Regex validation returns false on Samsung Tizen TV

Question

I am developing a SmartTV web app using JavaScript. I want to write a regular expression which validate the local mobile operator codes:

op_codes = [33, 50, 63, 66, 67, 68, 73, 93, 95, 96, 97, 98, 99]

My code works as it should in Chrome and LG webOS. But in Samsung Tizen RegExp.test returns false even though it should be true.

Code sample:

var val = '0985739341',
    op_codes = [33, 50, 63, 66, 67, 68, 73, 93, 95, 96, 97, 98, 99],
    pattern = new RegExp('^0'+'('+op_codes.join('|')+')'+'\\d{7}$');

console.log(pattern.test(val)); //Samsung Tizen output: false

Here is the screenshot of Tizen console:

Tizen console(Updated)

I can't figure out what is wrong with my code, how can I solve it?

Same code executed on Chrome and Tizen:
Tizen(left) Chrome(right) console

Same variable Chrome and Tizen:

How it can be?

Answer 1

New Answer

Your latest screenshot (here) tells us that you have an invisible character in val. I really, really, really should have thought of that earlier. Apparently for whatever reason, whatever your source is for val, it's including an invisible character in it.

You'll need to identify it and, ideally, figure out where it comes from and fix it; otherwise, strip it out.

To figure out what it is, try this:

console.log("val", val);
Array.prototype.forEach.call(val, function(ch) {
    console.log(ch.charCodeAt(0).toString(16));
});

If it were the value it seems to be, you'd get

val 0985739341
30 39 38 35 37 33 39 33 34 31

Live Copy:

var val = "0985739341";
console.log("val", val);
console.log(Array.prototype.map.call(val, function(ch) {
    return ch.charCodeAt(0).toString(16);
}).join(" "));

...but I bet you get something else. It could be any of several invisible characters — a zero-width space (U+200B), a zero-width non-joiner (U+200C), etc. Here's an example with both of those:

var val = "0985\u200C\u200B739341";
console.log("val", val);
console.log(Array.prototype.map.call(val, function(ch) {
    return ch.charCodeAt(0).toString(16);
}).join(" "));

Once you know what it is, you can find out where it comes from and get rid of it (or strip it from the string afterward).

Old, Probably-Incorrect Answer

I can't figure out what is wrong with my code...

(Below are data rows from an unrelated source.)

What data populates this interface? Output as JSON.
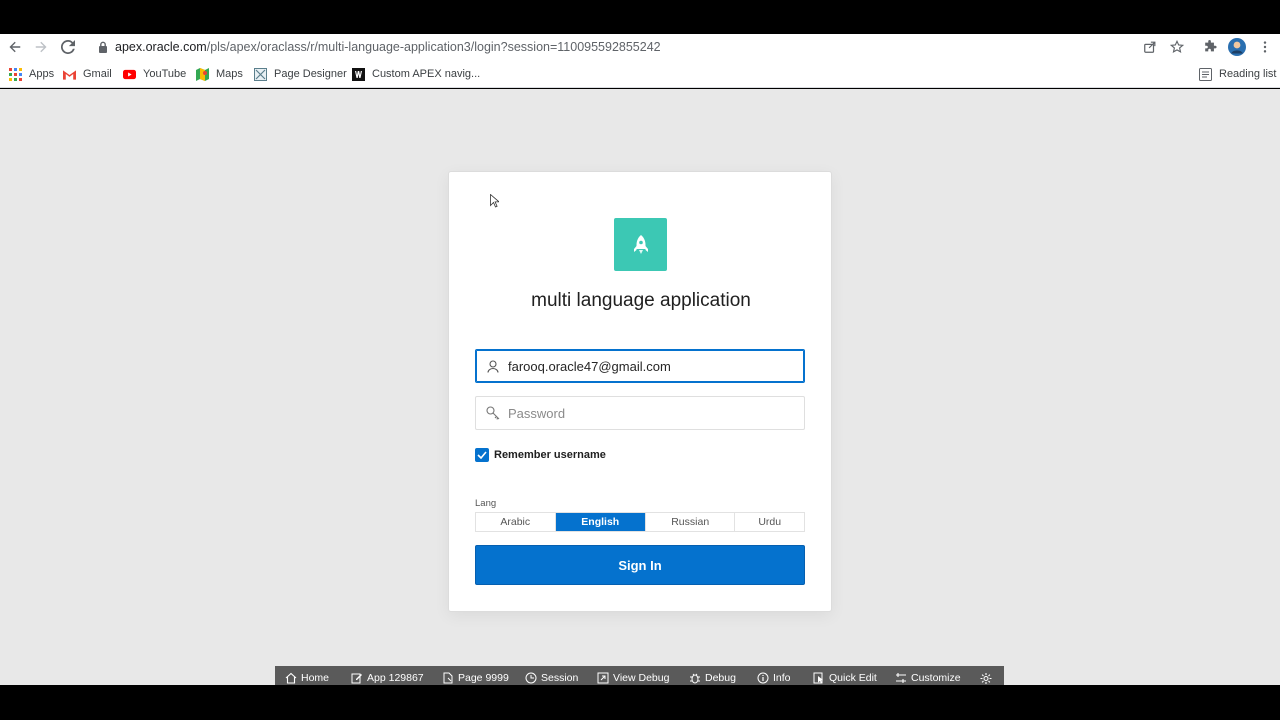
{
  "browser": {
    "url_host": "apex.oracle.com",
    "url_path": "/pls/apex/oraclass/r/multi-language-application3/login?session=110095592855242",
    "bookmarks": [
      {
        "label": "Apps",
        "icon": "apps-grid-icon"
      },
      {
        "label": "Gmail",
        "icon": "gmail-icon"
      },
      {
        "label": "YouTube",
        "icon": "youtube-icon"
      },
      {
        "label": "Maps",
        "icon": "maps-icon"
      },
      {
        "label": "Page Designer",
        "icon": "page-designer-icon"
      },
      {
        "label": "Custom APEX navig...",
        "icon": "bookmark-site-icon"
      }
    ],
    "reading_list": "Reading list"
  },
  "login": {
    "app_title": "multi language application",
    "username_value": "farooq.oracle47@gmail.com",
    "password_placeholder": "Password",
    "remember_label": "Remember username",
    "remember_checked": true,
    "lang_label": "Lang",
    "languages": [
      "Arabic",
      "English",
      "Russian",
      "Urdu"
    ],
    "selected_language": "English",
    "sign_in_label": "Sign In"
  },
  "devbar": {
    "items": [
      {
        "label": "Home",
        "icon": "home-icon"
      },
      {
        "label": "App 129867",
        "icon": "edit-icon"
      },
      {
        "label": "Page 9999",
        "icon": "page-icon"
      },
      {
        "label": "Session",
        "icon": "session-icon"
      },
      {
        "label": "View Debug",
        "icon": "view-debug-icon"
      },
      {
        "label": "Debug",
        "icon": "debug-icon"
      },
      {
        "label": "Info",
        "icon": "info-icon"
      },
      {
        "label": "Quick Edit",
        "icon": "quick-edit-icon"
      },
      {
        "label": "Customize",
        "icon": "customize-icon"
      }
    ]
  },
  "colors": {
    "primary": "#0572ce",
    "logo_bg": "#3cc8b4",
    "page_bg": "#e8e8e8",
    "devbar_bg": "#5a5a5a"
  }
}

If that screenshot is genuine, then there's nothing wrong with your code; there's a bug in the JavaScript engine being used on that device. This would appear to be one of the rare cases where the rule "select isn't broken" fails. (Would appear to be, keep being skeptical and keep double-checking yourself.)

You'll have to experiment to see where it fails (and file an appropriate bug report) and work around it. For instance, maybe the implementation of test incorrectly ignores capture groups and so isn't applying | correctly, or new RegExp is just fundamentally broken, or... It'll take a lot of experimentation to figure it out.

Below are your original validation (validate1) and three alternatives you might try. The second (validate2) uses a non-capturing group instead of a capturing group. They should be the same as far as test is concerned, but then again, your original code should work. :-)

var val = '0985739341';
var op_codes = [33, 50, 63, 66, 67, 68, 73, 93, 95, 96, 97, 98, 99];
var val1PatternStr = '^0'+'('+op_codes.join('|')+')'+'\\d{7}$';
var val1Pattern = new RegExp(val1PatternStr);
var val2PatternStr = '^0'+'(?:'+op_codes.join('|')+')'+'\\d{7}$';
var val2Pattern = new RegExp(val2PatternStr);

console.log(1, validate1(val));
console.log(2, validate2(val));
console.log(3, validate3(val));
console.log(4, validate4(val));
    
function validate1(val) {
    return val1Pattern.test(val);
}

function validate2(val) {
    return val2Pattern.test(val);
}

function validate3(val) {
    return val.length === 10 &&
           val[0] == "0" &&
           op_codes.indexOf(+val.substring(1,3)) != -1 &&
           /^\d+$/.test(val.substring(3));
}

function validate4(val) {
    return val.length === 10 &&
           val[0] == "0" &&
           op_codes.indexOf(+val.substring(1,3)) != -1 &&
           sillyIsDigit(val[3]) &&
           sillyIsDigit(val[4]) &&
           sillyIsDigit(val[5]) &&
           sillyIsDigit(val[6]) &&
           sillyIsDigit(val[7]) &&
           sillyIsDigit(val[8]) &&
           sillyIsDigit(val[9]);
}

function sillyIsDigit(ch) {
    return ch >= "0" && ch <= "9";
}

If the JavaScript engine chokes on val[0], you'll have to change all of those [] on val to calls to charAt instead: val[0] => val.charAt(0).